Tuesday 18 February 2020

Killer Arguments Against LVT, Not (479)

From the Evening Standard, the usual Homey bleatings re the mooted Mansion Tax:

Former Westminster council leader Nickie Aiken, now a London MP, summed up the mood in a tweet saying it would “hammer families and elderly people who’ve worked hard for years to pay their mortgages”.

The Vulcan, who somehow sees people who are sitting on massive, taxpayer-funded land price gains in the same light as proper risk-taking businessmen (and their long suffering employees), who generate the tax revenues to subsidise those Homeys, weighs in:

Former Cabinet minister John Redwood said that instead of tax rises the Government should be drawing up a list of targeted tax cuts, including stamp duty, to stimulate growth.

Why the emphasis on stamp duty? I've never heard a client moan about it affecting their business, because it quite simply doesn't, it's a minor irritant at worst.

He said: “You cannot tax people into prosperity.."


This is a tried and tested right wing mantra, and as a matter of fact, it is bollocks.

Governments, or organised societies, are there to provide "public goods", which I shall neatly restrict to the sub-set of "stuff that governments do where the benefits (to individual citizens, or the economy, or society as a whole) outweigh the cost".

So the police, education, the road network are public goods. Things like HS2 or Help To Buy Sell are just a massive slush fund for ailing corporates who donate to whichever party is in government, and these are not public goods. Don't get me started on Third World Aid payments or Tobacco Control Officers.

The spending comes first, that's what helps a nation to prosperity (up to a point and bearing in mind diminishing returns to scale). Those things have to be paid for out of taxes (unless you are happy to risk currency collapse).

Taxes don't help a nation to prosperity (to any great extent), none but the most hardened Marxist would argue that. It's the spending that helps the nation to prosperity. Taxes are just the flip side of spending. The key is to collect as much as possible from taxes which don't damage the economy (fuel duty; Land Value Tax; income tax on high incomes, which is a tax on "rent") and as little as possible from those taxes which damage the economy most (VAT; NIC; basic rate income tax; probably SDLT).

The UK, like most Western nations, collects most of its taxes in the worst possible way, so we are running to stand still. Spending on public goods, as defined, above boosts the economy, but it is financed with taxes which hold the economy back and create inequality.

Starting where we are now, with spending on public goods giving diminishing returns, increasing the bad taxes to pay for more of the same is a hiding to nowhere (agreed on that point).

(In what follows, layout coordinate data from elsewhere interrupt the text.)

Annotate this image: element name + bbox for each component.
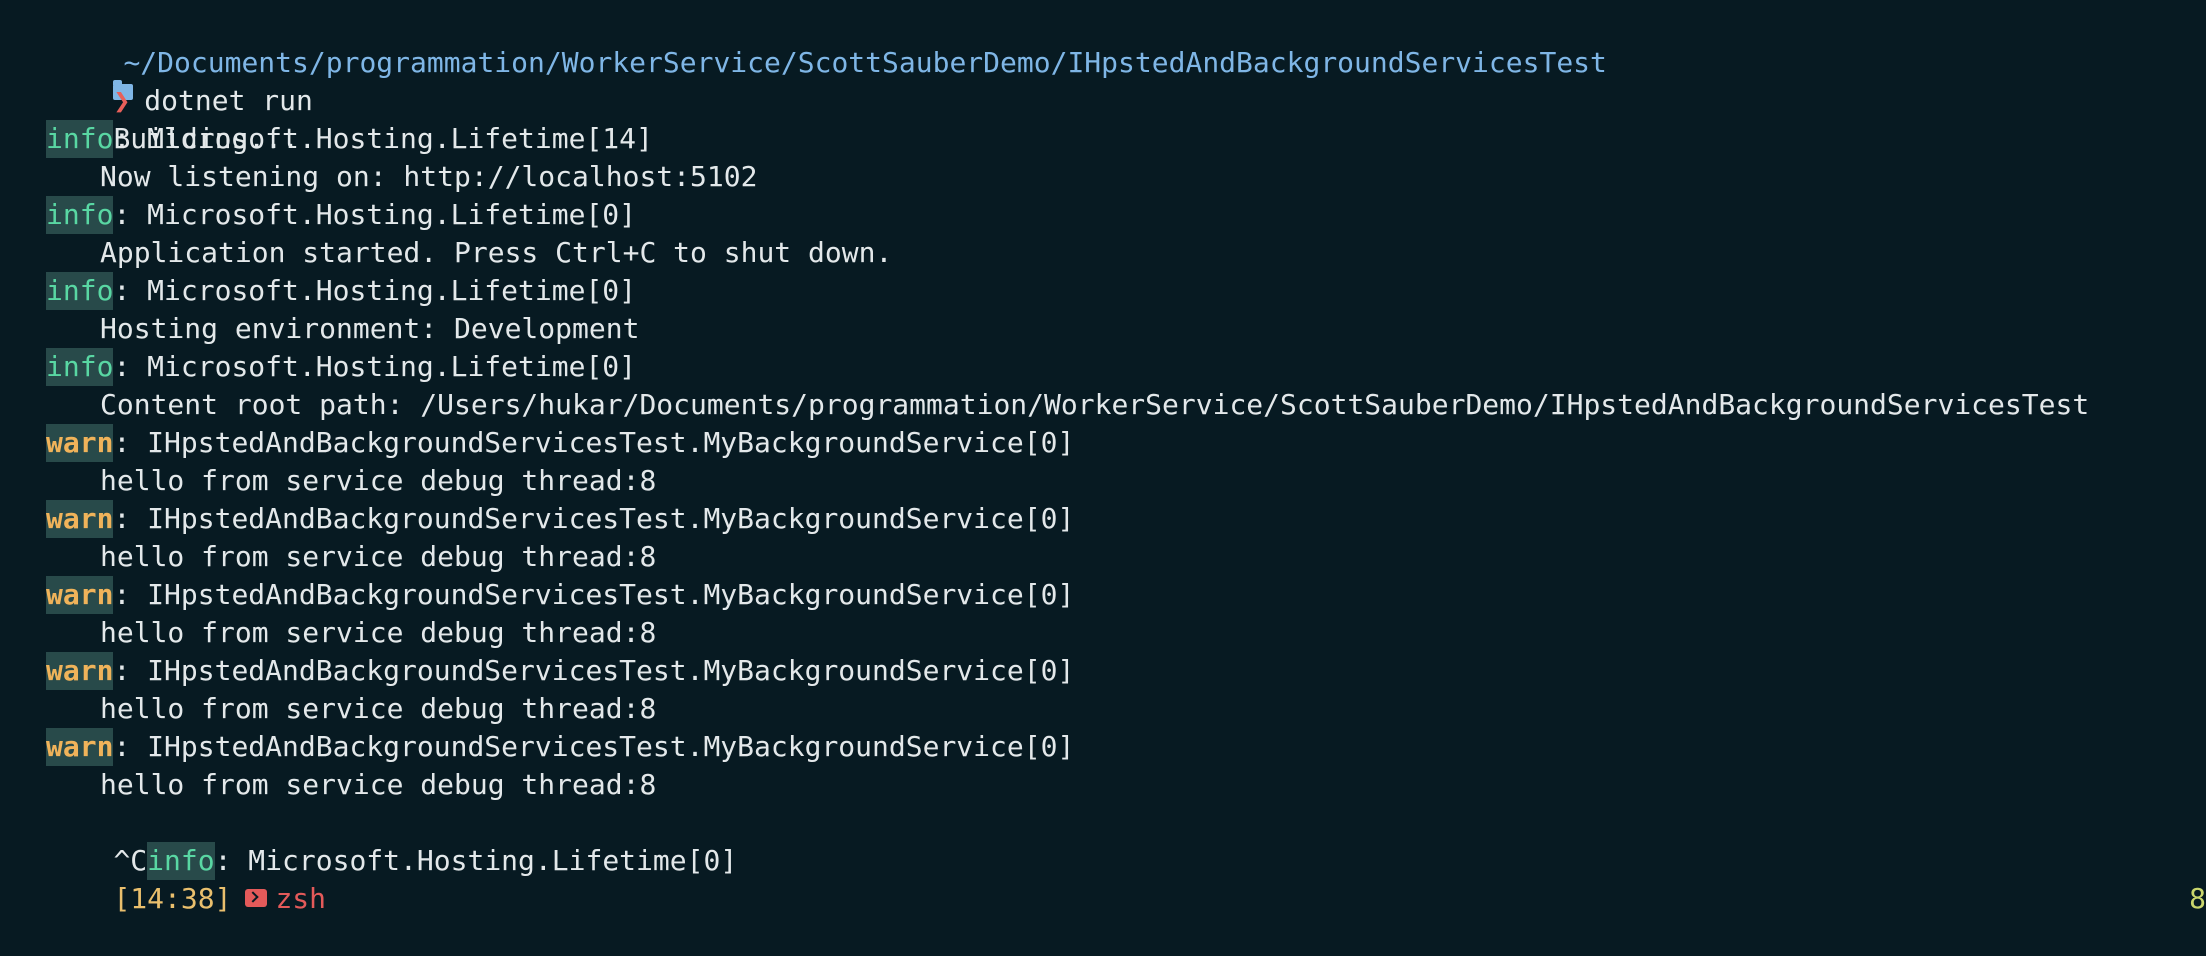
- log-entry-message: hello from service debug thread:8: [0, 462, 2206, 500]
- log-source: : IHpstedAndBackgroundServicesTest.MyBac…: [113, 426, 1075, 459]
- log-source: : Microsoft.Hosting.Lifetime[0]: [113, 274, 637, 307]
- command-line[interactable]: ❯ dotnet run: [0, 44, 2206, 138]
- log-entry-header: warn: IHpstedAndBackgroundServicesTest.M…: [0, 500, 2206, 538]
- log-entry-header: warn: IHpstedAndBackgroundServicesTest.M…: [0, 424, 2206, 462]
- log-message: hello from service debug thread:8: [100, 540, 657, 573]
- log-entry-header: warn: IHpstedAndBackgroundServicesTest.M…: [0, 728, 2206, 766]
- log-entry-message: Content root path: /Users/hukar/Document…: [0, 386, 2206, 424]
- log-level-tag: info: [46, 348, 114, 386]
- log-message: hello from service debug thread:8: [100, 616, 657, 649]
- log-source: : Microsoft.Hosting.Lifetime[0]: [113, 198, 637, 231]
- shell-name: zsh: [275, 882, 327, 915]
- log-source: : IHpstedAndBackgroundServicesTest.MyBac…: [113, 578, 1075, 611]
- log-entry-header: info: Microsoft.Hosting.Lifetime[0]: [0, 196, 2206, 234]
- prompt-time: [14:38]: [113, 882, 232, 915]
- log-source: : IHpstedAndBackgroundServicesTest.MyBac…: [113, 730, 1075, 763]
- log-level-tag: info: [46, 272, 114, 310]
- log-message: hello from service debug thread:8: [100, 464, 657, 497]
- output-line: Building...: [0, 82, 2206, 155]
- log-source: : Microsoft.Hosting.Lifetime[14]: [113, 122, 653, 155]
- log-entries: info: Microsoft.Hosting.Lifetime[14] Now …: [0, 120, 2206, 804]
- log-entry-header: warn: IHpstedAndBackgroundServicesTest.M…: [0, 652, 2206, 690]
- log-level-tag: warn: [46, 728, 114, 766]
- log-level-tag: info: [46, 196, 114, 234]
- log-level-tag: info: [46, 120, 114, 158]
- log-level-tag: warn: [46, 652, 114, 690]
- interrupt-line: ^Cinfo: Microsoft.Hosting.Lifetime[0]: [0, 804, 2206, 880]
- log-message: Hosting environment: Development: [100, 312, 640, 345]
- log-entry-header: info: Microsoft.Hosting.Lifetime[0]: [0, 272, 2206, 310]
- log-level-tag: warn: [46, 576, 114, 614]
- log-message: Now listening on: http://localhost:5102: [100, 160, 758, 193]
- log-entry-message: hello from service debug thread:8: [0, 538, 2206, 576]
- log-message: Application started. Press Ctrl+C to shu…: [100, 236, 893, 269]
- log-level-tag: warn: [46, 424, 114, 462]
- log-message: Content root path: /Users/hukar/Document…: [100, 388, 2090, 421]
- log-entry-header: info: Microsoft.Hosting.Lifetime[0]: [0, 348, 2206, 386]
- log-entry-message: hello from service debug thread:8: [0, 690, 2206, 728]
- cwd-line: ~/Documents/programmation/WorkerService/…: [0, 6, 2206, 100]
- log-entry-message: Application started. Press Ctrl+C to shu…: [0, 234, 2206, 272]
- log-entry-header: warn: IHpstedAndBackgroundServicesTest.M…: [0, 576, 2206, 614]
- log-source: : IHpstedAndBackgroundServicesTest.MyBac…: [113, 502, 1075, 535]
- log-entry-message: hello from service debug thread:8: [0, 766, 2206, 804]
- log-message: hello from service debug thread:8: [100, 692, 657, 725]
- log-entry-message: hello from service debug thread:8: [0, 614, 2206, 652]
- log-entry-header: info: Microsoft.Hosting.Lifetime[14]: [0, 120, 2206, 158]
- log-entry-message: Hosting environment: Development: [0, 310, 2206, 348]
- log-entry-message: Now listening on: http://localhost:5102: [0, 158, 2206, 196]
- log-level-tag: warn: [46, 500, 114, 538]
- log-source: : IHpstedAndBackgroundServicesTest.MyBac…: [113, 654, 1075, 687]
- terminal-icon: [245, 889, 268, 907]
- terminal-window[interactable]: ~/Documents/programmation/WorkerService/…: [0, 6, 2206, 915]
- status-line: [14:38] zsh 8: [0, 842, 2206, 915]
- log-message: hello from service debug thread:8: [100, 768, 657, 801]
- log-source: : Microsoft.Hosting.Lifetime[0]: [113, 350, 637, 383]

But what if you keep spending constant and shift from bad taxes to good taxes; and the nation prospers as a result?

What if you start with a clean sheet? The government does just the bare bones (defence, law and order and protecting land titles)?

As Hong Kong or Singapore so ably illustrate, if you can collect the surplus that would otherwise go into higher land prices and rents and recycle that into public goods, the economy can boot strap itself from nothing to developed world status within a few decades.

It's a virtuous circle. Spending on/providing the right kind of public goods (that private landowners would never have paid for, having no incentive to do so), increases land values, meaning more tax revenues to spend on more public goods, increasing land values [etc].

7 comments:

Lola said...

Trouble is there is currently no incentive amongst the extractive class to reform. And at the same time they use what they extract is spent on massive amounts of propaganda (which is why the state must never 'provide' 'education'.)

Lola said...

..and there's also this punk Keynesian claptrappery...
https://commentcentral.co.uk/the-bank-of-englands-options/#comment-4799163534

Mark Wadsworth said...

L yes, and spending for the sake of spending is madness, or lending for the sake of lending, as the Vulcan seems to be recommending, I mean the bread and butter government stuff.

Lola said...

MW As you have previously pointed out the best form of business financing is from reserved profits. Trouble is (No2) business is so highly taxed this is v difficult. Therefore we borrow. Or to look at it the other way about this borrowing is off balance sheet government borrowing so that we can pay taxes with it.

L fairfax said...

Getting rid of stamp duty and funding it via increased council tax would be good.
After all owning property is what should be taxed - not moving from one place to another.
Sadly I don't think that is what he wants.

benj said...

@MW Nickie Aiken is mine I'm afraid and looks to be picking up where Mark Field left regarding property taxes.

Kind of thinking leave CT as is alone as the local tax. Have a national LVT run in parallel along the lines of you Scottish Submission. That way, bandings, valuations can both be done at the same time.

Sure, in theory, we don't need local taxation. But if we are going to have one along side LVT/UBI, Poll Tax optimal, therefore CT a good second best.

Mark Wadsworth said...

L, agreed. But whatever the tax system, businesses will borrow to expand into new oportunities.

LF, thanks.

BJ, agreed, although one tax is better than two, even if the effect is the same.